A quoi ressembleraient les sinistres courbes du coronavirus en l’absence de nouvelles mesures restrictives ? Dans sa note d’alerte datée du 22 septembre, mais dont l’exécutif a retenu la publication jusqu’à ce jeudi soir, le Conseil scientifique donne un petit aperçu de la catastrophe. Ces projections, teintées d’incertitude comme tout ce qui se rapporte à ce virus, sont d’ores et déjà faussées par la fermeture des bars et restaurants à Marseille et en Guadeloupe depuis dimanche 27 septembre, ainsi que par la fermeture anticipée des bars dans la plupart des grandes villes dès le lendemain.
Elles donnent néanmoins une idée claire de la dynamique de la deuxième vague, avec des Français qui se contaminent moins (1,4 personne infectée par porteur au lieu de 2,9 en mars), mais un niveau de contamination élevé sur l’ensemble du territoire – il n’y a plus aucun endroit où s’abriter. Elles devraient également inciter à accepter les sacrifices actuels , car en prolongeant les courbes, on aboutit au reconfinement.

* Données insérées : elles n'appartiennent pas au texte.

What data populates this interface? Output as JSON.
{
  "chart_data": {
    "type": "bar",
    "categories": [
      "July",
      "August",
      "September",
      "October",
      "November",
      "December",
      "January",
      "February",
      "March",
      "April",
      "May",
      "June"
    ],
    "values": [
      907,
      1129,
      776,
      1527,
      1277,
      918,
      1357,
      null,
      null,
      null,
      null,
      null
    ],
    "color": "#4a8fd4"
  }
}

2.000 à 5.000 décès potentiels en Ile-de-France
Ainsi, s’appuyant sur les modélisations de l’Institut Pasteur, le Conseil scientifique montre qu’avec le doublement des hospitalisations tous les seize jours observé récemment, il y aurait entre le 25 septembre et le 1er novembre environ 14.000 hospitalisations en Auvergne-Rhône-Alpes, 20.000 en Ile-de-France, 7.000 en Nouvelle Aquitaine, 6.000 en Paca, 3.000 en Occitanie.
Ces hospitalisations entraîneraient de nombreux décès. Pendant la première vague, 25 % des hospitalisés décédaient, contre 12 % aujourd’hui, ce qui peut s’expliquer par une structure d’âge plus jeune et une meilleure prise en charge.
Le risque serait d’avoir entre 1.600 et 3.500 décès en Auvergne-Rhône-Alpe, 2.000 à 5.000 en Ile-de-France, 700 à 1.600 en Nouvelle-Aquitaine, 400 à 800 en Occitanie et 700 à 1.500 en Paca, hors surmortalité en Ehpad et non-Covid. « Par ailleurs, sans changement, la dynamique de croissance se poursuivra au-delà du 1er novembre avec un bilan qui continuera à s’alourdir avec le temps », précise le Conseil.
Diminuer de moitié la mortalité
Mais le Conseil scientifique n’est pas là pour casser le moral des Français. Au contraire, dit-il, « un objectif de ralentissement de la circulation du virus est encore possible », et il suffirait même d’un effort marginal par rapport à tout ce qui a déjà été accompli. Si chaque contaminé n’infectait qu’une seule autre personne, au lieu de 1,4, on éviterait 900 à 1.900 décès en Auvergne-Rhône-Alpes, 1.200 à 2.500 en Ile-de-France, 400 à 900 en Nouvelle-Aquitaine, 200 à 400 morts en Occitanie et 300 à 700 morts en Paca, d’ici au 1er novembre. Bref, à peu près moitié moins qu’attendu.
Comment faire ? Le Conseil scientifique n’a pas de baguette magique, mais ne croit pas à l’efficacité du seul cordon de sécurité autour des plus vulnérables, et redoute un couvre-feu ou un reconfinement. Son scénario préféré, c’est un bouquet de mesures déjà appliquées, avec plus ou moins de succès : protection des plus fragiles, des Ehpad, recours au télétravail, limitation de la taille des rassemblements et réduction volontaire des contacts personnels.
« Une obligation ferme, mais sans sanction, peut ainsi contribuer à limiter, pour une même personne, le nombre de contacts par jour sans gestes barrières à un nombre maximal qui peut être variable en fonction du contexte local », explique le Conseil, sans préciser la taille de cette bulle sociale. Comme cela n’ira pas de soi pour tout le monde, il prévoit « des contrôles assortis de sanctions » en cas de « rassemblements privés dans des habitations manifestement trop nombreux ou trop denses ».